8:00 PM, 21st July, 2001
No Guests
The Mexican is an antique gun that Jerry (Pitt) has to smuggle across the border from Mexico. He has some problems. First, his girlfriend Sam (Roberts) wants him to quit his job with the mob. Second, the mob wants the gun or else Sam will be K-I-L-L-E-D. Third, he doesn't know where the gun is or who he is going to have to steal it from, and lastly (who said life was meant to be simple anyway?) the gun is cursed.

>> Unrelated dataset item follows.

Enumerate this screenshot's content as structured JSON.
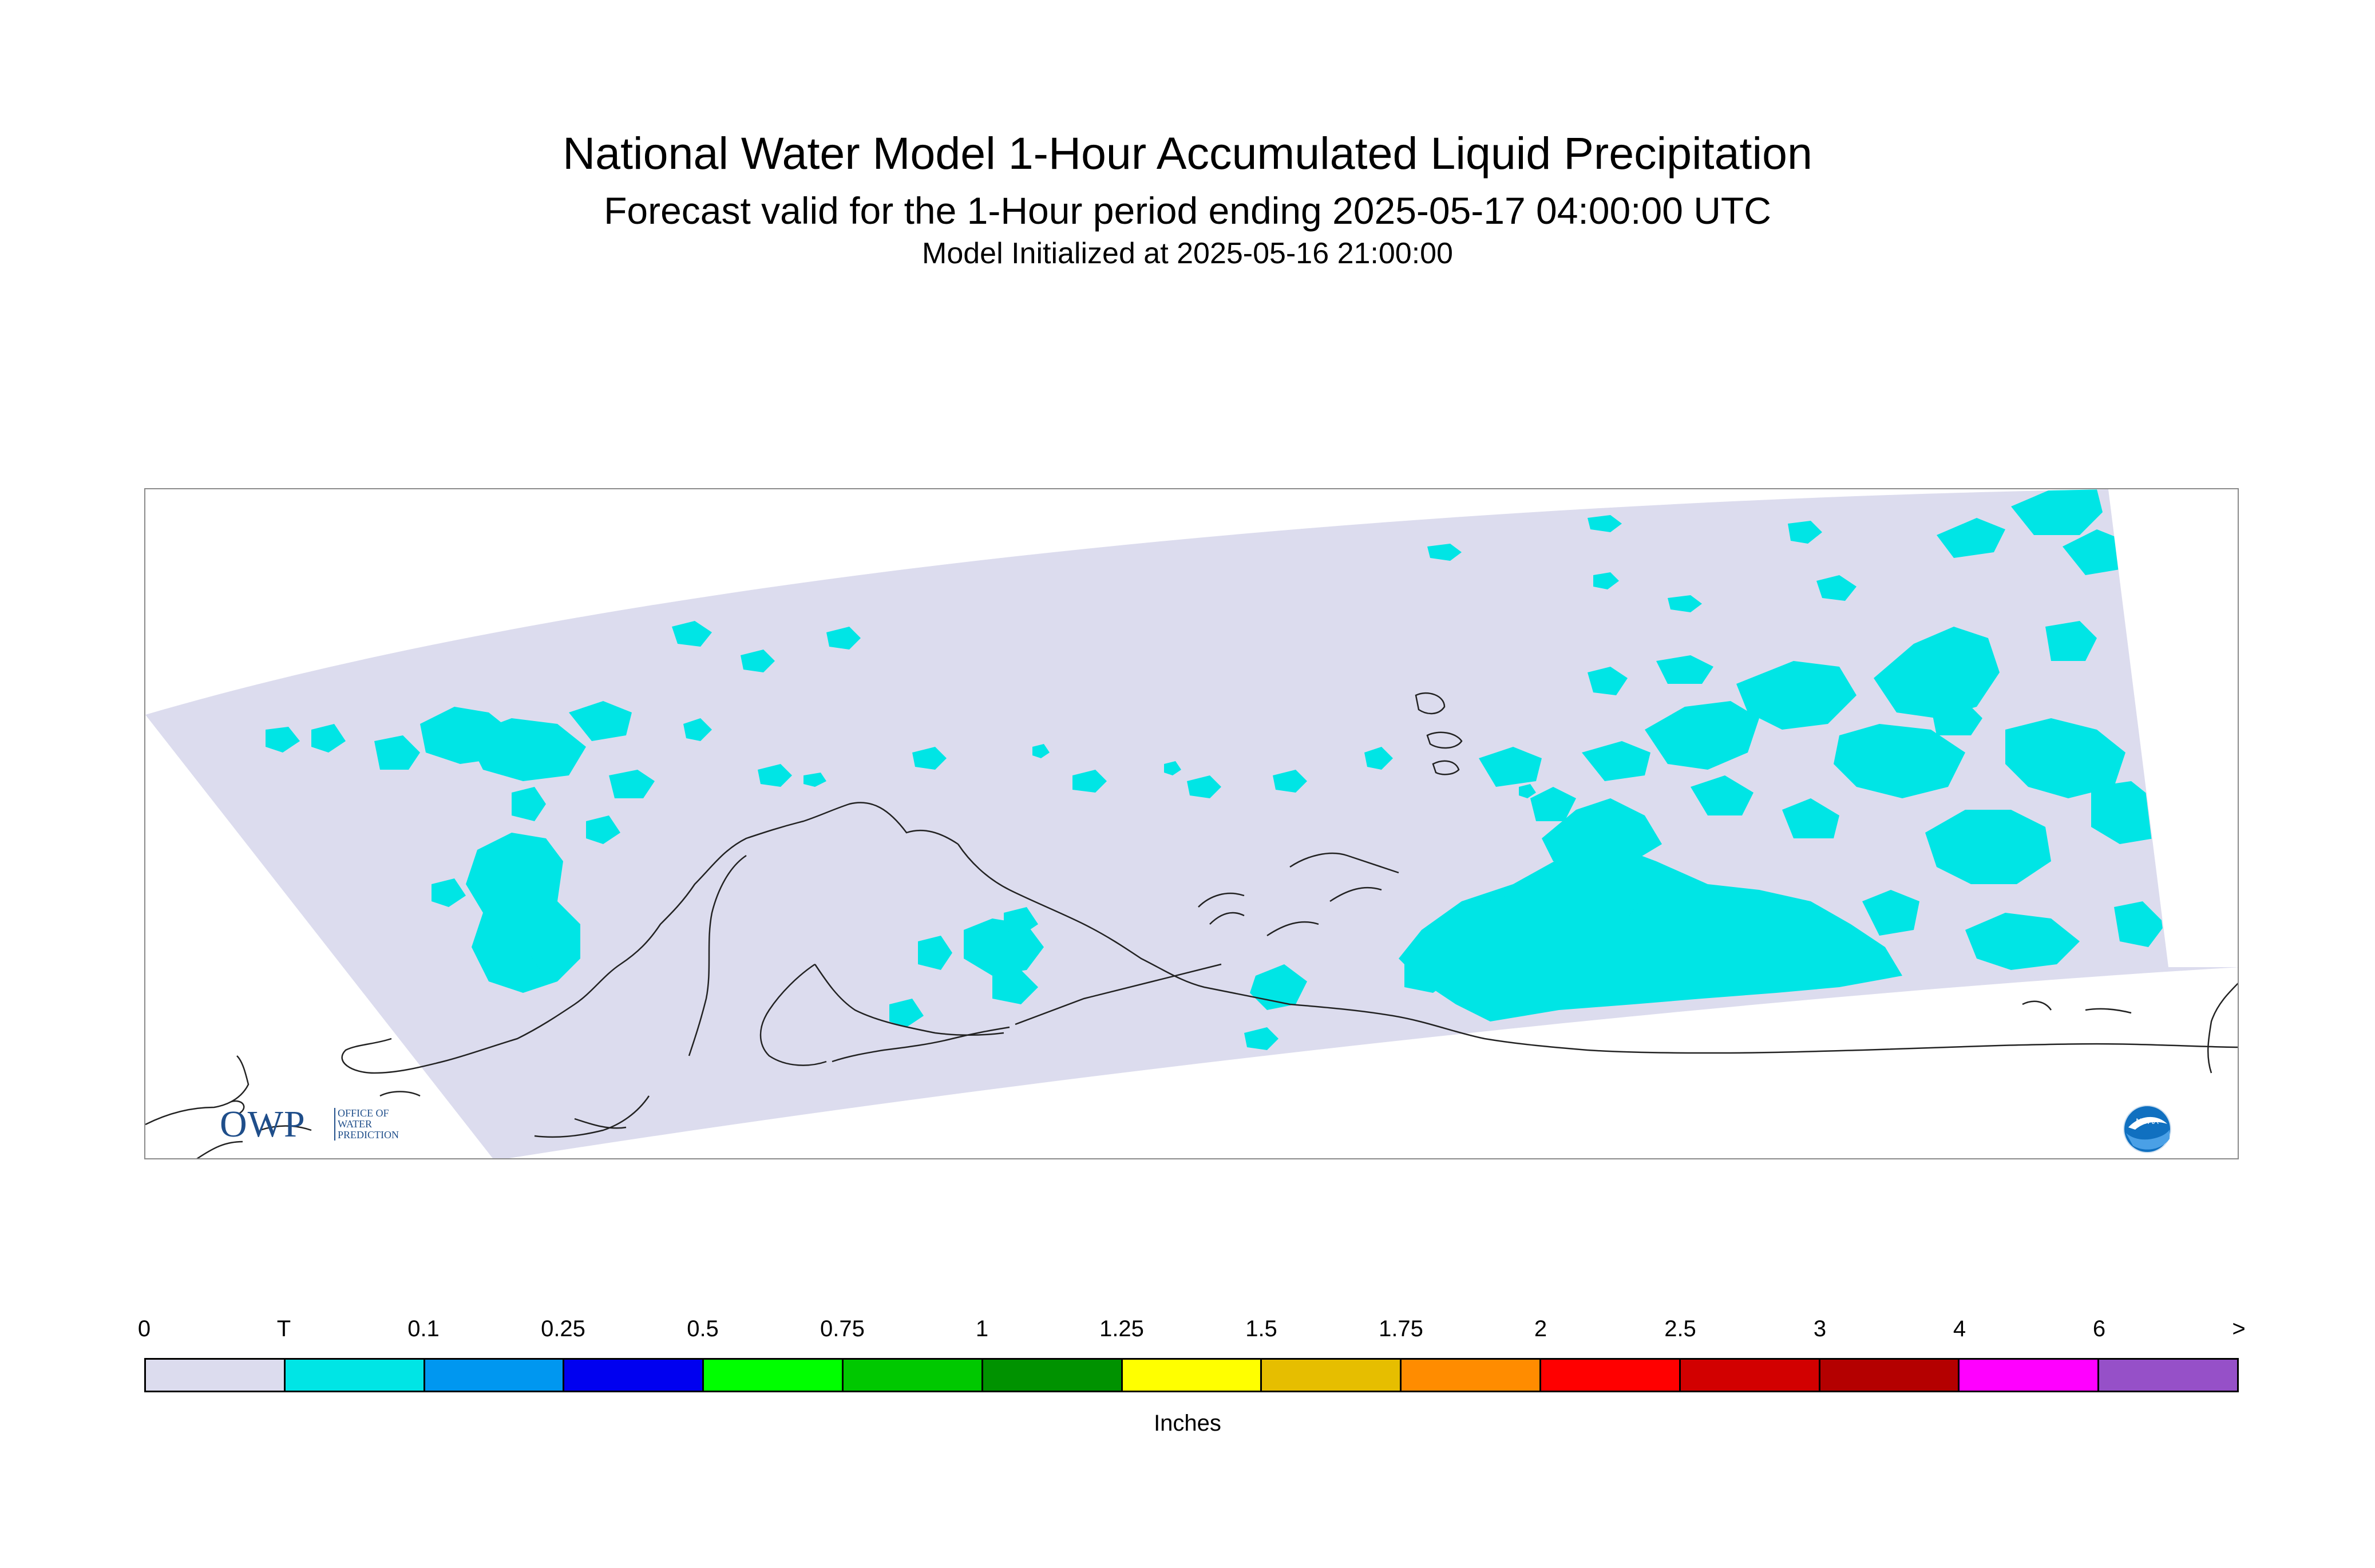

If you liked such road movies as From Dusk Till Dawn set in the Mexican desert, you will enjoy this too. The romance of the 2 leads sparkles, (though we don't see much of Sam, rats) and the human obstacles who intervene in their lives are, well, human.
Martyn Stile
10:03 PM, 21st July, 2001
Mankind has been just about wiped out by a virus. What's left of humanity has left the surface and sealed themselves underground in order to escape it. James Cole (Willis) is some sort of prisoner in this underground world, but is given an opportunity for a pardon when he "volunteers" to do some research for those in charge. This research involves going back in time and trying to find out some way to cure this virus so that humans may return to the surface of Earth. In the past, Cole has encounters with Dr Kathryn Railly (Stowe) and Jeffrey Goines (Pitt) when he is put into a mental institution (for saying he's from the future, of course!). He starts to become uncertain as to whether he is from the future or whether he's mentally divergent (imagines himself to be in another world).
The movie is great. What I find particularly amazing is that here is a movie, with time travel, but without plot holes! Brad Pitt is also superb as the mental patient Cole befriends; he rightfully won the Golden Globe and was nominated for the Oscar. Personally, I also found the music to be another great plus for Twelve Monkeys.